Katha 2014: Heuristic Alert: Bar Modeling

Minutes of the Workshop transcribed. Speaker Ms. Pauline Mangulabnan

KATHA: DAY 5

Heuristic Alert: Bar Modeling

Ms. Pauline Mangulabnan

De La Salle University

August 16, 2013

Minutes of the Workshop

1. Introduction. The speaker first distributed problem set materials to the teacher-participants and asked them to solve the problems using bar modeling. The speaker did not use any verbal problem algebraic expressions in the material, only bar model graphs for the teachers to answer. She also suggested the use of paper folding in the problem sets for percentages, fraction and ratio integration.

2. Understanding Algebra using Bar Modeling. This approach is applicable to both elementary and high school students where algebra can be easily understood. Big mathematical ideas are required for this approach which makes the students easily understand numbers and variables, make sense of algebraic expressions and visualization connections. The speaker noted that the teachers should not assume that the students’ knowledge is not of the same level as them.

3. Principles of Modeling Construction. The principle dated back in the 1980’s in Singapore, Japan and Korea, where students are able to understand the concepts in math and avoid memorizing formula. The students are required to draw bars to help them answer the questions and let them discover the formula for the problem. This approach may help bridge the mathematical knowledge from primary to secondary students. It helps them to understand the relationship of the given data and deduce the solutions by themselves. It also avoids problem complications.

3.1. Fractional Equations. This bar modeling may also be used in fraction-related problems which may also be integrated in ratio, comparison, multiples and percentages, all of which may be utilized together even though these are considered as difficult topics.

3.2. Problem Set. Problem sets using the bar modeling is also effective for teaching math because the students can easily read and understand the problem, make them underline the question and determine who or what is tackled in the problem. The students may draw unit bars. The speaker discussed a few problem sets on fractions and ratio using the bar modeling method.

The use of bar modeling helps the visually-stimulated students. At the same time they can proceed to more difficult questions; that is, bar modeling can hit two birds with one stone.

3.3. Practices and Conventions. Bar modeling may also be utilized in representing values by units. There are four labels in which bar modeling is materialized: 1) function label 2) quantity label 3) unit label and 4) total label. The speaker gave more problem sets to the participants and solved and discussed each one. The concept of manipulation of units is also being utilized in this method where the teacher can scaffold the questions. Other methods include the use of dashed lines, model length and classifying units by shading.

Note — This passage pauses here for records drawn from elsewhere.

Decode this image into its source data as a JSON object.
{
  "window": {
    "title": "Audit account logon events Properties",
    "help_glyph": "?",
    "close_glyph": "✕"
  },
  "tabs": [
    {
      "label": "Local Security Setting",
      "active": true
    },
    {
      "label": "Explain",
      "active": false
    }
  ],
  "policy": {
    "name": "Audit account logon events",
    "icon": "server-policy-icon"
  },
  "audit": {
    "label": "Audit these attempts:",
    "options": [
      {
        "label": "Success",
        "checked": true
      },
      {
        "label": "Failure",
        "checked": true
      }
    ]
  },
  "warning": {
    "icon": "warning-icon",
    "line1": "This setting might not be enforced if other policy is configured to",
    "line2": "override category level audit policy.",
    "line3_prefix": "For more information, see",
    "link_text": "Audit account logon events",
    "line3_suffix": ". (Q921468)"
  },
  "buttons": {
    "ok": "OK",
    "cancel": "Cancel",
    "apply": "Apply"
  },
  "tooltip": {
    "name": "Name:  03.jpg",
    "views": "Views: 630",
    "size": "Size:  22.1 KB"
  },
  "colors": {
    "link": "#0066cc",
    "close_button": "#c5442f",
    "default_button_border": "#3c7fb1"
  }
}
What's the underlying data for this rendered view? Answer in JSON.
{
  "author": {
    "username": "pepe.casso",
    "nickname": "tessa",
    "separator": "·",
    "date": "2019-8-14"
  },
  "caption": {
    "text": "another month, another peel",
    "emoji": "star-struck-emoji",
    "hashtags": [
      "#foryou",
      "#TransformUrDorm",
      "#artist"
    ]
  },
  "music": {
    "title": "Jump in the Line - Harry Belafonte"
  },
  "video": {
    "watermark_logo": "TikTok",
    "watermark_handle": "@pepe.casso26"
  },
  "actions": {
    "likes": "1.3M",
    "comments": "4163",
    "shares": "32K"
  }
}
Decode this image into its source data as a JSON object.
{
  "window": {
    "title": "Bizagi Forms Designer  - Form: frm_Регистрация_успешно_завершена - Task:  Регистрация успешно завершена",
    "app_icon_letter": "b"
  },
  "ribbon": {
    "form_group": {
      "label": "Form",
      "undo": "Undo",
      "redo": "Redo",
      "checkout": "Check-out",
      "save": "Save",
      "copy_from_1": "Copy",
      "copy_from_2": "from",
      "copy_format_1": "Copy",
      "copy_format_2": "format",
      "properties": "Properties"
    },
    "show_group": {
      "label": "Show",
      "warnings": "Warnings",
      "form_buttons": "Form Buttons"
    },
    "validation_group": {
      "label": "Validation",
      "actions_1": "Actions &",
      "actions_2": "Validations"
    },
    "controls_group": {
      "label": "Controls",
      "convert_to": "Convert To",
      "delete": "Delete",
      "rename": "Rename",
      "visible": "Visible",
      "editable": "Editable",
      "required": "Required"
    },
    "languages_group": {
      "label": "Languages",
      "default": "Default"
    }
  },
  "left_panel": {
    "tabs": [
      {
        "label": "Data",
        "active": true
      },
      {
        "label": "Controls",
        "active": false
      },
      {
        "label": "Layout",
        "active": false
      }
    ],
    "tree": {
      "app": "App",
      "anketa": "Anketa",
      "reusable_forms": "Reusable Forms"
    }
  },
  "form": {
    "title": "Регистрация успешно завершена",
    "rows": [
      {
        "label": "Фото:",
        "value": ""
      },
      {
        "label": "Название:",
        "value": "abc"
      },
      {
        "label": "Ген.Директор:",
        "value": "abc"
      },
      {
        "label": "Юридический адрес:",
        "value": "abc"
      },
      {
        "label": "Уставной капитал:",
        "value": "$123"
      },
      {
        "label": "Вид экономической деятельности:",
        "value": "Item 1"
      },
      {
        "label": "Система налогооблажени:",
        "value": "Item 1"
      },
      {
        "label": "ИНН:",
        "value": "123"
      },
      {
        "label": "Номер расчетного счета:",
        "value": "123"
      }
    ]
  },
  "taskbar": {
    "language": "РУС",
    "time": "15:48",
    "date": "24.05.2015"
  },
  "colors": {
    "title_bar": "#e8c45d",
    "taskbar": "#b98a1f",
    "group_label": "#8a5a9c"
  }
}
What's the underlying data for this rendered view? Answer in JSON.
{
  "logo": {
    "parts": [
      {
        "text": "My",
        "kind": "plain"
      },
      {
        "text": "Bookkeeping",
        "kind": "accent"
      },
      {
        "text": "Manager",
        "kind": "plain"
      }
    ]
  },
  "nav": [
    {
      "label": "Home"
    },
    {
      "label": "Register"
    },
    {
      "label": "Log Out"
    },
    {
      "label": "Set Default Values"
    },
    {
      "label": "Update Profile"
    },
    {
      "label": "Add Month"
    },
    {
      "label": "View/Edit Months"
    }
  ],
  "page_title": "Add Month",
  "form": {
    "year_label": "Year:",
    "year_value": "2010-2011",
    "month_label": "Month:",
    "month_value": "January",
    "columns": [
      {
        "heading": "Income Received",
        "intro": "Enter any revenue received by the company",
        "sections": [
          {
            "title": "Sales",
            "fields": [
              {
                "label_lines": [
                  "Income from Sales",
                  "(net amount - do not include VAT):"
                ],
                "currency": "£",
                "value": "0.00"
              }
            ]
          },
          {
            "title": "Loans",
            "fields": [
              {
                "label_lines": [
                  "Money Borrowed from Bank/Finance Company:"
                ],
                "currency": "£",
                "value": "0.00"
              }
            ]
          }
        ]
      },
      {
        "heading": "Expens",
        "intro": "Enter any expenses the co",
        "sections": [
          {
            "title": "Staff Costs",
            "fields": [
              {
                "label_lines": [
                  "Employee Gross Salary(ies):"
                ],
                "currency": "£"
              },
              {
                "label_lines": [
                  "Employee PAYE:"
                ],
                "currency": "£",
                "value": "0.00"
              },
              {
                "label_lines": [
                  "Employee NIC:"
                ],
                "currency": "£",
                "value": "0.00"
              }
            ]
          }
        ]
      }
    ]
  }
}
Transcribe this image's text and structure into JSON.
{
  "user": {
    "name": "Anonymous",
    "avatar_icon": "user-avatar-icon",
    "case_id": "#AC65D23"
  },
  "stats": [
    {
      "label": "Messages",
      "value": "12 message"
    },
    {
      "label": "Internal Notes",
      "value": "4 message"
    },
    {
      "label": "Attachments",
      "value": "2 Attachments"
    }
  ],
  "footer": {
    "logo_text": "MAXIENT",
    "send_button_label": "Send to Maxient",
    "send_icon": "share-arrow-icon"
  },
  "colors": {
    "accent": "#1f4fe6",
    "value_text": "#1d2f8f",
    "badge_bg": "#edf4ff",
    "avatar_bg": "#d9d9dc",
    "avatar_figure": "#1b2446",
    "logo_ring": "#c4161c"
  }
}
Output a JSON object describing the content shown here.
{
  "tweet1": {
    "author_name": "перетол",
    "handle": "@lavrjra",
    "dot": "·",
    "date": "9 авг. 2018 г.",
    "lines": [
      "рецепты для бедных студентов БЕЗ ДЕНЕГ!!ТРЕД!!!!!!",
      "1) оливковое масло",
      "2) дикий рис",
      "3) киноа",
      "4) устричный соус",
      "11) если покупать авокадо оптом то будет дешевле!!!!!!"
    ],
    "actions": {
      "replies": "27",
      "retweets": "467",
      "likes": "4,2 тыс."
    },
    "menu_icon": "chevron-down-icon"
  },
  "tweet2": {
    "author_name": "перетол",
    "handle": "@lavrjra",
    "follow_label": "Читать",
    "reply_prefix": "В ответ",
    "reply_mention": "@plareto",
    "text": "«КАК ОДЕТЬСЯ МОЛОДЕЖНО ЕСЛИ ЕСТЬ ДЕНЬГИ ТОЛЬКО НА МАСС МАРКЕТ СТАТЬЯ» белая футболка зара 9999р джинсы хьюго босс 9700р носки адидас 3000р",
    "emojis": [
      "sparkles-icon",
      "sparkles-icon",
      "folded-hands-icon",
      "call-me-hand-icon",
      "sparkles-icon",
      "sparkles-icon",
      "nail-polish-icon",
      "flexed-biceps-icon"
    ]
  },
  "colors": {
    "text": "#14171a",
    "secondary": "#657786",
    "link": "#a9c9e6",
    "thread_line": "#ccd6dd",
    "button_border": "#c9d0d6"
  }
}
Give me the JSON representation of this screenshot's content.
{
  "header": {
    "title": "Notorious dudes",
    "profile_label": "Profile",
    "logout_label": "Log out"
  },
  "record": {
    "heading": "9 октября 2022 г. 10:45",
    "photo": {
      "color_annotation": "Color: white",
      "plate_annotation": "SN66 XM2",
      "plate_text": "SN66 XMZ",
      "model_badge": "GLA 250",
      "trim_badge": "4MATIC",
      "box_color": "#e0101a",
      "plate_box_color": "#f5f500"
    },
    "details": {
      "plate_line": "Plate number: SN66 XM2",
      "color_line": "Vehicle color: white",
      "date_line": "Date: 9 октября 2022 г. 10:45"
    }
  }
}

4. Types of Bar Modeling. There are different types of bar modeling. This include 1) part-whole model in topics such as derivation, representation and comparison 2) comparison model in topics such as fractions, percentages and representations 4) Stack Model in algebraic problems 5) Area Model for length 6) Remainder Subset Model 7) Container and Content Model 8) Multi-step problem in adaptive expertise of letting the students think they own Math; this is also for operations-integration in one problem and division problems. This is also used to make questions more difficult to achieve student critical thinking. 8) Comparison Model where abstract thinking is shifted to concrete ones. Performance questions are required to improve the difficulty of the question. This is also used to  analyze multiple questions. The speaker discussed more problems on this comparison. This is essential to reinterpreting abstract algebraic equations into modeling. The use of tick marks may also be helpful for the problem solving. The speaker emphasized that in high school, both concrete and abstract methods are required for them to fully comprehend the problem sets. It is always necessary to employ checking of answers and when one teacher offering another way of solving the problem. Teachers may present alternative solutions without compromising the students’ own solutions. The speaker illustrated more examples of bar modeling problem sets and emphasized the constant use of tick marks for the same value of the unit in question. This method may be applied for age problems. One teacher-participant raised a concern on the difficulty of the procedure, while others seemed to have a problem on the transition from concrete to abstract algebraic expression. The speaker concluded that it’s all in the method of the teachers using the bar modeling which is easily understood by the students.